Our conclusion seems to agree with published literature on this topic, that there are varying factors affecting Airbnb prices. The issue of Airbnb prices by room type was studied by Voltes-Dorta and Sánchez-Medina (2020) in Bristol in England and they reported that there are spatial patterns in Airbnb prices and that these patterns differ by room type. Perez-Sanchez et al 2018 studied factors affecting Airbnb prices in four Spanish coastal cities and concluded that the price increased with decreasing distance from tourist areas or from the coastline.

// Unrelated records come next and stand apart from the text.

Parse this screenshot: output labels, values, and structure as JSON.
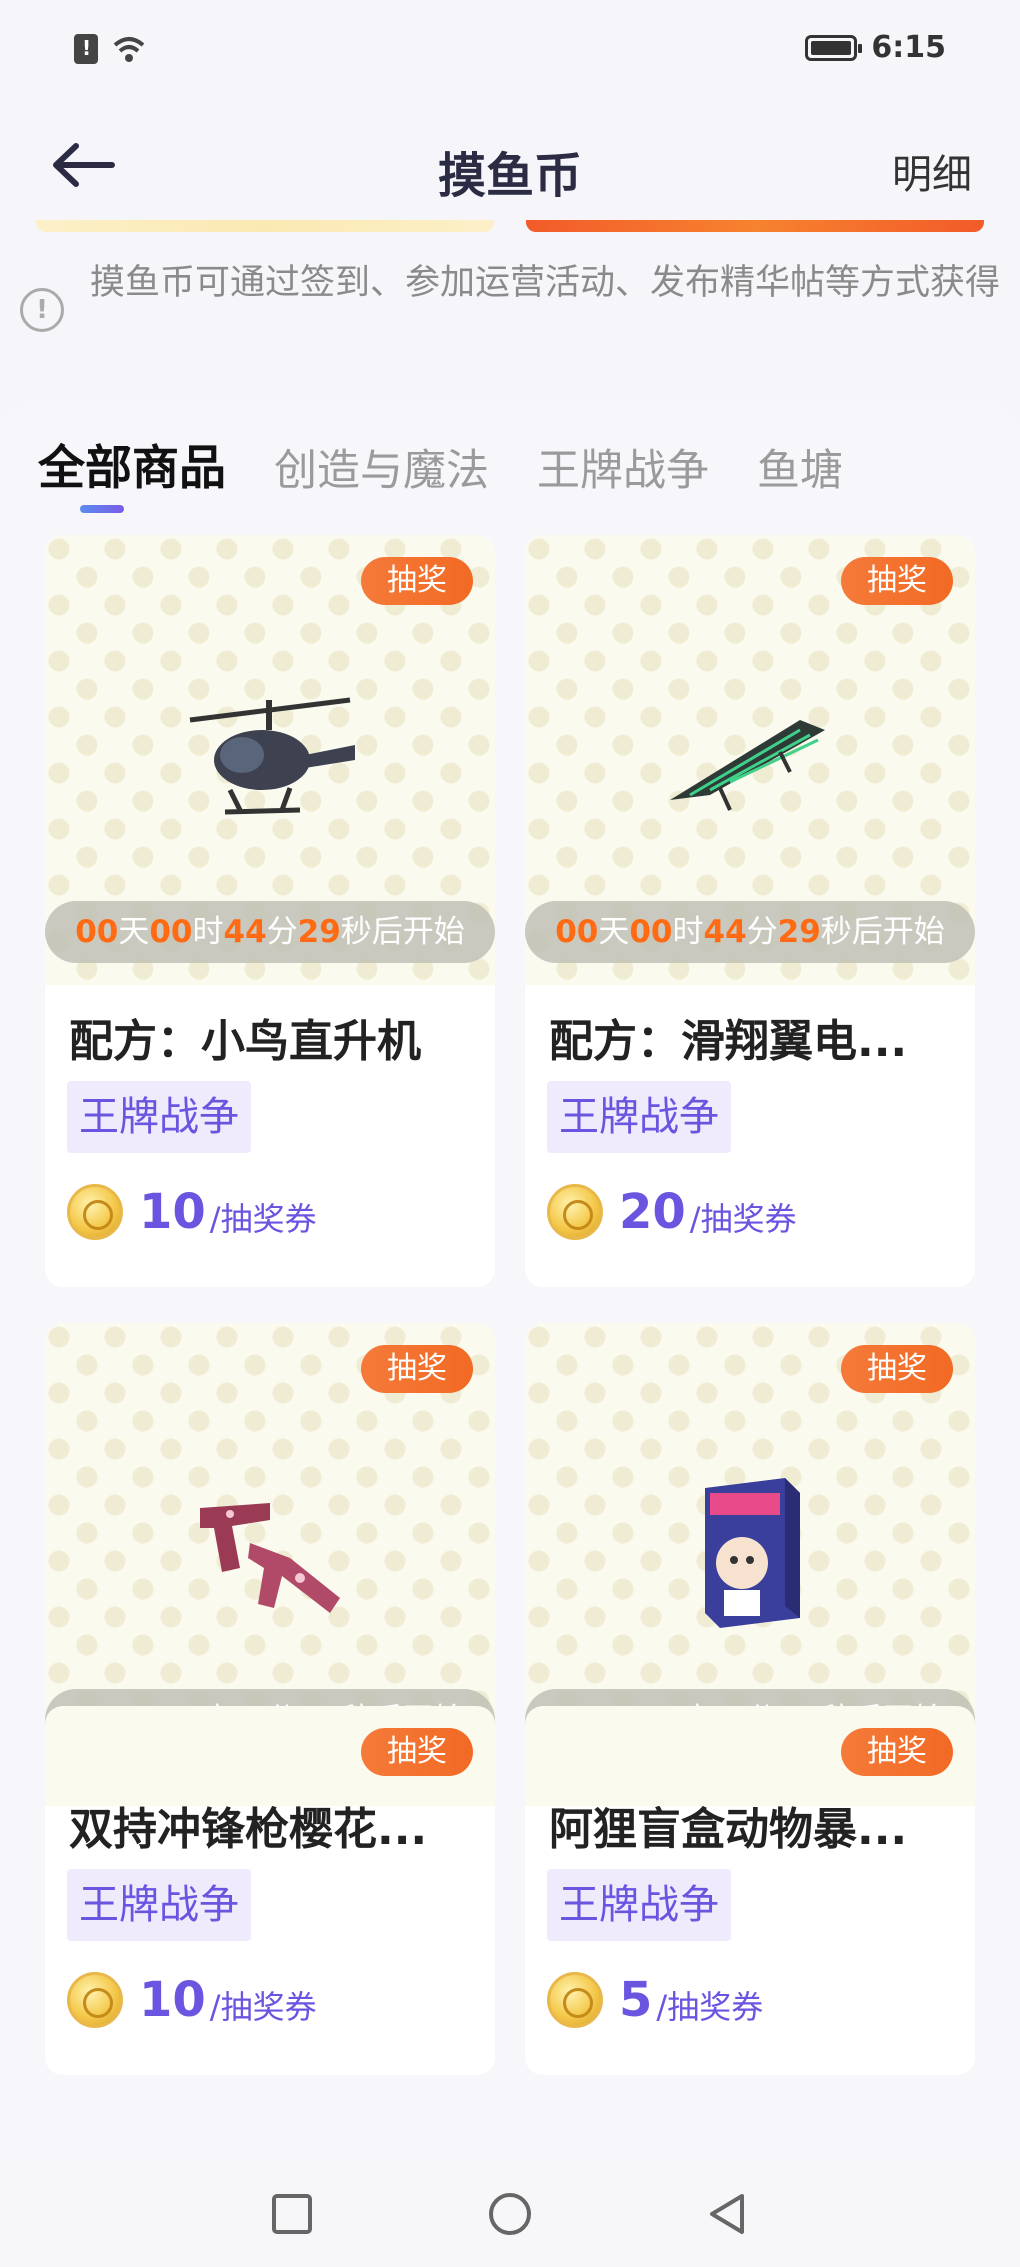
{
  "status_bar": {
    "time": "6:15"
  },
  "header": {
    "title": "摸鱼币",
    "detail_link": "明细"
  },
  "notice": {
    "text": "摸鱼币可通过签到、参加运营活动、发布精华帖等方式获得"
  },
  "tabs": [
    {
      "label": "全部商品",
      "active": true
    },
    {
      "label": "创造与魔法",
      "active": false
    },
    {
      "label": "王牌战争",
      "active": false
    },
    {
      "label": "鱼塘",
      "active": false
    }
  ],
  "countdown": {
    "days": "00",
    "hours": "00",
    "minutes": "44",
    "seconds": "29",
    "unit_day": "天",
    "unit_hour": "时",
    "unit_min": "分",
    "suffix": "秒后开始"
  },
  "products": [
    {
      "badge": "抽奖",
      "title": "配方：小鸟直升机",
      "tag": "王牌战争",
      "price": "10",
      "unit": "/抽奖券",
      "art": "helicopter-image"
    },
    {
      "badge": "抽奖",
      "title": "配方：滑翔翼电...",
      "tag": "王牌战争",
      "price": "20",
      "unit": "/抽奖券",
      "art": "glider-image"
    },
    {
      "badge": "抽奖",
      "title": "双持冲锋枪樱花...",
      "tag": "王牌战争",
      "price": "10",
      "unit": "/抽奖券",
      "art": "dual-smg-image"
    },
    {
      "badge": "抽奖",
      "title": "阿狸盲盒动物暴...",
      "tag": "王牌战争",
      "price": "5",
      "unit": "/抽奖券",
      "art": "blind-box-image"
    }
  ],
  "peek_badge": "抽奖",
  "colors": {
    "accent": "#6a55e0",
    "badge": "#f26a24",
    "countdown_num": "#ff6a12"
  }
}
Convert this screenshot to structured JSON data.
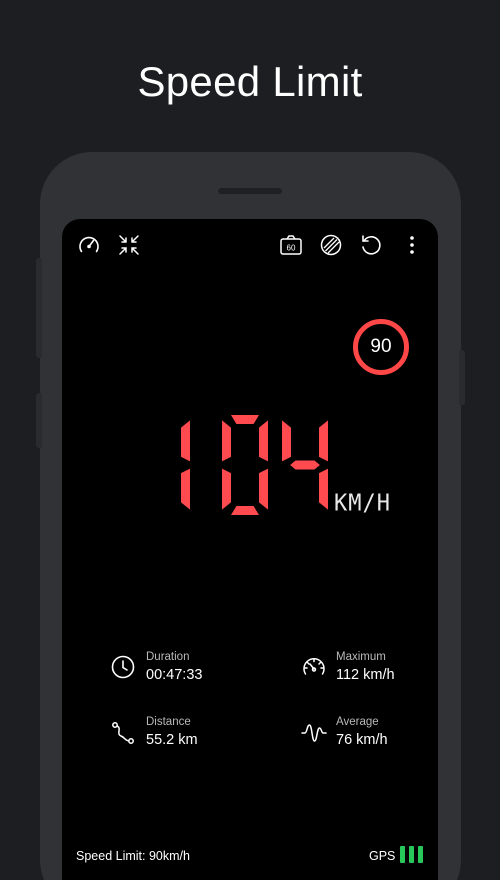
{
  "headline": "Speed Limit",
  "toolbar": {
    "icons": [
      "speedometer-icon",
      "minimize-icon",
      "speed-camera-icon",
      "theme-icon",
      "reset-icon",
      "more-icon"
    ]
  },
  "speed_limit_badge": "90",
  "speed": {
    "value": "104",
    "unit": "KM/H"
  },
  "stats": {
    "duration": {
      "label": "Duration",
      "value": "00:47:33"
    },
    "maximum": {
      "label": "Maximum",
      "value": "112 km/h"
    },
    "distance": {
      "label": "Distance",
      "value": "55.2 km"
    },
    "average": {
      "label": "Average",
      "value": "76 km/h"
    }
  },
  "footer": {
    "speed_limit_text": "Speed Limit: 90km/h",
    "gps_label": "GPS",
    "gps_signal_bars": 3
  },
  "colors": {
    "background": "#1d1e21",
    "digit_red": "#ff4a4f",
    "limit_ring": "#ff4747",
    "gps_green": "#28c75a"
  }
}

Augusto Voltes-Dorta and Agustín Sánchez-Medina. 2020. Drivers of Airbnb prices according to property/room type, season and location: A regression approach. Journal of Hospitality and Tourism Management. Volume 45, December 2020, Pages 266-275. https://doi.org/10.1016/j.jhtm.2020.08.015
V. Raul Perez-Sanchez , Leticia Serrano-Estrada , Pablo Marti and Raul-Tomas Mora-Garci. 2018. The What, Where, and Why of Airbnb Price Determinants. Sustainability 2018, 10, 4596; doi:10.3390/su10124596.